Ada hal menarik seperti dikatakan mantan Menko Polhukam, Mahfud MD dalam sebuah diskusi publik di Jakarta Selatan, Kamis, 17 April 2025.
Seperti diberitakan, menurut Mahfud yang juga mantan Ketua MK itu, sekarang ini terjadi Otokratik Legalism, sebuah teori yang mana dalam pembentukan hukum dibuat untuk sebuah agenda politik penguasa.
Kalau ingin sesuatu, tapi hukumnya tidak ada, maka hukumnya dibuat agar sesuatu menjadi ada, tapi dibuatnya diam – diam. Atau sebaliknya, kalau ada aturannya, diubah, dipaksakan diubah.
“Namanya bagus ya, teori Otokratik Legalism,” kata bung Heri mengawali obrolan warteg bersama sohibnya, mas Bro dan bang Yudi.
“Kita tak perlu membahas teori, otak kita nggak nyampai ke sana. Biarlah itu menjadi urusan para ahli, kalangan akademisi,” kata Yudi.
“Nggak ada salahnya kita tahu, setidaknya sekadar tahu, namanya juga ilmu. Kalau kita-kita ini bahasa gampanya teori otak-atik aturan untuk memudahkan kepentingan mencapai tujuan,” jelas mas Bro.
“Jangan memaksakan kata yang sama, otokratik jadi otak – atik,” kata Yudi.
“Yang penting tahu maksudnya seperti itu. Bahwa ada penafsiran lain mengenai teori itu atau terbantahkan dengan teori lain, itu soal lain. Serahkan kepada ahlinya. Bagi kita yang penting nggak ketinggalan update ilmu,” kata mas Bro.
“Tetapi bukankah hukum itu dibuat dengan tujuan mulia, untuk kebaikan dan keselamatan rakyat, bangsa dan negara. Undang – undang misalnya direvisi, diperbarui karena sudah tak sesuai kondisi zaman,” kata Heri.
“Ya, memang seharusnya begitu. Peraturan diciptakan untuk kedamaian, ketertiban dan keamanan serta membahagiakan masyarakat. Jika aturan main diciptakan untuk merusak, namanya menyalahi kodrat,” kata Yudi.

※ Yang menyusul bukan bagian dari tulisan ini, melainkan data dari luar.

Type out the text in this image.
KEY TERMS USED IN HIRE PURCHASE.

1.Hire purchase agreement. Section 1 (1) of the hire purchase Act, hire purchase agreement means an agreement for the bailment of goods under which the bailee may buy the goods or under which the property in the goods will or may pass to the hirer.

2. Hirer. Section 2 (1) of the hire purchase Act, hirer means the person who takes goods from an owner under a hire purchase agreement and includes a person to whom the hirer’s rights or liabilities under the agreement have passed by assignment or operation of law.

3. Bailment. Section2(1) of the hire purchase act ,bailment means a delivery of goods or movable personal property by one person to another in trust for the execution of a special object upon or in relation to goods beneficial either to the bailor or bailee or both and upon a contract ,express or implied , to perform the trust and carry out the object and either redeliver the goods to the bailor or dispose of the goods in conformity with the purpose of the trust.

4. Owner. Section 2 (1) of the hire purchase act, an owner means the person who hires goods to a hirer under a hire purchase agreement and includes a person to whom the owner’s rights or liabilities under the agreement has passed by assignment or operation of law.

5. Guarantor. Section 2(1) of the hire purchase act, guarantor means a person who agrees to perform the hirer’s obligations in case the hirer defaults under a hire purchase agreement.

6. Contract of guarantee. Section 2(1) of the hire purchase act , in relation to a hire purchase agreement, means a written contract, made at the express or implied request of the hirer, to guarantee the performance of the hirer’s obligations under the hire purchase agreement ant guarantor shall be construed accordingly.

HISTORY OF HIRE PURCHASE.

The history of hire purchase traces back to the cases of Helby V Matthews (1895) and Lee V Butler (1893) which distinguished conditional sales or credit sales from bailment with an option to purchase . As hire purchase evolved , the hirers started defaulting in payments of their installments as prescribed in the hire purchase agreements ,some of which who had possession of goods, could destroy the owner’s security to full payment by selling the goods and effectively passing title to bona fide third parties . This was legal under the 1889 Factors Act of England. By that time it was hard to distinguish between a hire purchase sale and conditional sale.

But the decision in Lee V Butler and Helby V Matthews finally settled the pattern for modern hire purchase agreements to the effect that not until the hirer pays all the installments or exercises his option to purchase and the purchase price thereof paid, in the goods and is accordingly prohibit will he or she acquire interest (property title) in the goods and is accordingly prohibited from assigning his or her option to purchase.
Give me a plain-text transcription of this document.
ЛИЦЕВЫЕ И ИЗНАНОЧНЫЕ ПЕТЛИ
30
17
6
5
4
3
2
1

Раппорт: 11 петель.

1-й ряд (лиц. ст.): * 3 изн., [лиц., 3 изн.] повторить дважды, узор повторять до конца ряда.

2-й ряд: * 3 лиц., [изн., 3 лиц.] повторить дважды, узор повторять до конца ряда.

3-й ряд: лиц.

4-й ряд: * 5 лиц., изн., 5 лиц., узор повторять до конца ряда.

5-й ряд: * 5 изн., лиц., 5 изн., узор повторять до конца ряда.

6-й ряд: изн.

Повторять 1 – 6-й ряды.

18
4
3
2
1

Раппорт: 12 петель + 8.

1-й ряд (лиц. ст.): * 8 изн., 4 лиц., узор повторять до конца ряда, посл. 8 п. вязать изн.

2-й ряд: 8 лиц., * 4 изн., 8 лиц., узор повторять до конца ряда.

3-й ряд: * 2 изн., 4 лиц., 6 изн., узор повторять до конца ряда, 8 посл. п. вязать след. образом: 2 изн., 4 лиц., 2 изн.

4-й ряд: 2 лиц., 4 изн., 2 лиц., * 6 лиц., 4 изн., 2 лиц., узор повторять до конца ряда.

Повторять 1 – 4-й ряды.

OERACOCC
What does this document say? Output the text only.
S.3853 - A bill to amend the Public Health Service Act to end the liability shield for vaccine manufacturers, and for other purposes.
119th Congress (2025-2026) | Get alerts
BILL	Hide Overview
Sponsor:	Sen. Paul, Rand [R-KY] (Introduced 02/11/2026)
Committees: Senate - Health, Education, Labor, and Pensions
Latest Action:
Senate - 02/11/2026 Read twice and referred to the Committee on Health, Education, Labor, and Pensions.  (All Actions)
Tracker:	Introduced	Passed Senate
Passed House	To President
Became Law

“Cuma kadang mencuat penilaian ada hukum atau peraturan yang dibuat itu sarat kepentingan politik, ketimbang perbaikan hukum itu sendiri bagi kepentingan rakyat,” urai mas Bro.
“Jadi landasan utamanya, dengan hukum atau aturan yang baru menjadi lebih baik ketimbang sebelumnya. Baik bagi rakyat, bangsa dan negara. Intinya menjadi lebih baik bagi semuanya,” kata Heri.
“Maknanya, hukum yang baru, meski kehadirannya dipaksakan, tetapi teruji kondisi negeri menjadi lebih baik, tak perlu diperdebatkan?. Lain lagi, jika sudah dipaksakan dibuat, tetapi nyata – nyata menyengsarakan rakyat,” kata mas Bro.
“Kian aneh, jika aturan sudah baik malah diotak – atik akhirnya menjadi tidak baik,” tambah Yudi. (Joko Lestari).